On ne sait pas grand chose de la vie de Ravel, ce compositeur éclatant et pourtant Jean Echenoz nous en donne une idée, quoique romancée, un peu plus éclairante. Montée magnifiquement par Anne-Marie Lazarini, cette pièce est une véritable délectation pour les yeux et les oreilles. Une délection pour les yeux parce que la mise en scène et les décors de François Cabanat nous plongent dans une douce ambiance monochrome d’un bleu, quasiment indéfinissable, emplie de sobriété, d’efficacité et d’élégance à l’instar des années 30: dans un coin de la scène, une atmosphère de croisière suggérée par un bateau en minuscule, un bastingage, … ; ici, la statue de la Liberté (Ravel est attendu à New-York); là, une malle et des costumes évocateurs jusqu’aux moindres détails; ailleurs, un piano lui aussi tout de bleu revêtu,… Une délectation pour les oreilles parce qu’il s’agit d’une belle écriture sobre et ciselée, d’un texte aux lignes pures mis en lumière par des comédiens de talent: Michel Ouimet, remarquable dans le rôle de Ravel, Marc Schapira très présent et la jolie narratrice Coco Felgeirolles.

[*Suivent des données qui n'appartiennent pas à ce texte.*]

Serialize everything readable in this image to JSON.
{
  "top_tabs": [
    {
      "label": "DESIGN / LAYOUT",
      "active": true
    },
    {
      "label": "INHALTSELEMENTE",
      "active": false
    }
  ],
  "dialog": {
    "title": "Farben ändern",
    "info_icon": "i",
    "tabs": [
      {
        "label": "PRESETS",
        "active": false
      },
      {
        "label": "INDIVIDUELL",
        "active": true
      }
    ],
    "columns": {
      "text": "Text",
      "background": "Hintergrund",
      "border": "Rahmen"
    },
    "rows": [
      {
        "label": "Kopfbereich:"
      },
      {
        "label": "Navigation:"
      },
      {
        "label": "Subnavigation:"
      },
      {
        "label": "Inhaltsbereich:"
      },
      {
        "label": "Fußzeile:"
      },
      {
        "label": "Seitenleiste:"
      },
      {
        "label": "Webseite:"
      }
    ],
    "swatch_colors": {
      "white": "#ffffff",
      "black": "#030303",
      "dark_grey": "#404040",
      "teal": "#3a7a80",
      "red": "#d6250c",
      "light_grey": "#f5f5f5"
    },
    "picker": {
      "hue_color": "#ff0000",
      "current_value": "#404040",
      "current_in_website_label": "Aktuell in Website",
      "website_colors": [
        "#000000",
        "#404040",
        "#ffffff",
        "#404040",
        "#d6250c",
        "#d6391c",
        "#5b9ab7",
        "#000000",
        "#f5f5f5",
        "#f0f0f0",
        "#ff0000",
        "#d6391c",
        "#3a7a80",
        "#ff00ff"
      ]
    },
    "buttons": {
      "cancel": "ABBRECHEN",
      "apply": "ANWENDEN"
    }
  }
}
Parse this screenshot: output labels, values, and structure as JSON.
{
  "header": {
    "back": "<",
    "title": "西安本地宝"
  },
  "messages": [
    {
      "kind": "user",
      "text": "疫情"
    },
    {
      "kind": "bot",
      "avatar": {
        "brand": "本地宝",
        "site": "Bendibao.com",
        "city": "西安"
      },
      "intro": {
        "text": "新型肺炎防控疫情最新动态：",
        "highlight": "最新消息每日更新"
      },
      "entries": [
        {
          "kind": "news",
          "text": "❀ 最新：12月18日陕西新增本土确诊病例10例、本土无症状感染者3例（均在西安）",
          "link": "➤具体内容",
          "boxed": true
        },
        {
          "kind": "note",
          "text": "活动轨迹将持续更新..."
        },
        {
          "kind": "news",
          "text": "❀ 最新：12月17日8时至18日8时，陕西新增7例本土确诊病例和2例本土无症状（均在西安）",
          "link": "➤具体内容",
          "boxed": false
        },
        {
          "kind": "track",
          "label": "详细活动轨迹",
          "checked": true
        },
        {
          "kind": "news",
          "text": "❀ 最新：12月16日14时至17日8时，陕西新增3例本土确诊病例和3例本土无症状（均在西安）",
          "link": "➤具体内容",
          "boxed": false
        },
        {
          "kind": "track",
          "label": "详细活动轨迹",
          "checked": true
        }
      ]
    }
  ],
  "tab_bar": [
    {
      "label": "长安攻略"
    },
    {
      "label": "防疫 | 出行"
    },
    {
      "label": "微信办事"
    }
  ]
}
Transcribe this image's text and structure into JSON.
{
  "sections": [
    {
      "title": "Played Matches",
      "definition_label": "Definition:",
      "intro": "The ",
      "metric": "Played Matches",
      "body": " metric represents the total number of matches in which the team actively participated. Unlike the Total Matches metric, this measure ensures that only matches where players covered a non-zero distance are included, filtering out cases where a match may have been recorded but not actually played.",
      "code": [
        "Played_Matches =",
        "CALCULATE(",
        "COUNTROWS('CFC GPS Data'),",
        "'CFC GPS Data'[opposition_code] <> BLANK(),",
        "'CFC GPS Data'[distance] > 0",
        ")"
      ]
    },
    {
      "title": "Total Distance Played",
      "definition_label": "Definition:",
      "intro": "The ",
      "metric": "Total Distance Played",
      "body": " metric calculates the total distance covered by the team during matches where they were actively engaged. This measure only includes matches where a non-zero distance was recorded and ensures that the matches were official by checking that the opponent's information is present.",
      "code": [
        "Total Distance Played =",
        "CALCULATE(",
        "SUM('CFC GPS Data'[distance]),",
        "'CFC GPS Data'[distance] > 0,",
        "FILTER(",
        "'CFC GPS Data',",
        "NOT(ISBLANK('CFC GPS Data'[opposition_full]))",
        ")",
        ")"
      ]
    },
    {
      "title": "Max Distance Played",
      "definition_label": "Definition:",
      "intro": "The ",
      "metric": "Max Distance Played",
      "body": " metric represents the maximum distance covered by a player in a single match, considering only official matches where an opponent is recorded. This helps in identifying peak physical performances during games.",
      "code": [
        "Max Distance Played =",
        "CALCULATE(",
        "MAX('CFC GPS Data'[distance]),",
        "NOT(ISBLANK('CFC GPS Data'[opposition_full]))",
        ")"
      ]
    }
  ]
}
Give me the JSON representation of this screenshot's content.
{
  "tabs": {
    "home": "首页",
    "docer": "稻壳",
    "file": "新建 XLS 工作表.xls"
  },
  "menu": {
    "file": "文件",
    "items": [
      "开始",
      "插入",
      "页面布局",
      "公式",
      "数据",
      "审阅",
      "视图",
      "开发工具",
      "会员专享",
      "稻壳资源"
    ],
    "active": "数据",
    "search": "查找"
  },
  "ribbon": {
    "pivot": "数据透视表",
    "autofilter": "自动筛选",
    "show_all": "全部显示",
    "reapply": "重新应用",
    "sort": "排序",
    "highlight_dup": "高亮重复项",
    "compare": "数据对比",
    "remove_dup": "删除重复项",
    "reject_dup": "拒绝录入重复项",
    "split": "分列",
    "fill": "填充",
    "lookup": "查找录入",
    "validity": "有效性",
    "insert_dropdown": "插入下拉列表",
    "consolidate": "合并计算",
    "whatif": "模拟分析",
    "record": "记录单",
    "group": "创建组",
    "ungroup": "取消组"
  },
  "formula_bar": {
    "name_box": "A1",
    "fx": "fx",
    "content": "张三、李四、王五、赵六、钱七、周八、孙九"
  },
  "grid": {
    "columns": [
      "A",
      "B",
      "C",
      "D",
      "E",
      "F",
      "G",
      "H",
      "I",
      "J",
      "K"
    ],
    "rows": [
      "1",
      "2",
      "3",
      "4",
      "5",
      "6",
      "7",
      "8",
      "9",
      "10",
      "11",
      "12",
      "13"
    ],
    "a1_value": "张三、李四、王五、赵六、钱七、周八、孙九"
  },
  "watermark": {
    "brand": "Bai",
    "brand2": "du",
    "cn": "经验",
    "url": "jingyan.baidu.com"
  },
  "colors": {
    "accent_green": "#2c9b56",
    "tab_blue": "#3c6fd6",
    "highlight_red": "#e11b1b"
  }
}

Un moment de grâce au théâtre où tout concourt à donner un sens à ce que doit être le théâtre, un mélange des genres – selon moi et surtout, selon la brillante Anne-Marie Lazarini qui le prouve tout au long de son travail depuis 2005 -. La musique, interprétée au piano avec maestria par Andy Emler, grand amateur de Fauré, Debussy et, bien évidemment de Ravel, accompagne le texte par petites touches… Des extraits de la «Sonate pour violon et piano » et du «Concerto pour la main gauche » de Ravel ; quelques notes de «The man I love » de Gershwin,…., et des morceaux composés par Andy Emler lui-même. A souligner un Michel Ouimet qui, donnant toute sa mesure, nous ravit en chantant a capella ces mots extraits de « L’Enfant et les Sortilèges » de Maurice Ravel, sur un livret de la « Grande » Colette: « Tu ne m’as laissé, comme rayon de lune, qu’un cheveu d’or sur mon épaule, un cheveu d’or et les débris d’un rêve »…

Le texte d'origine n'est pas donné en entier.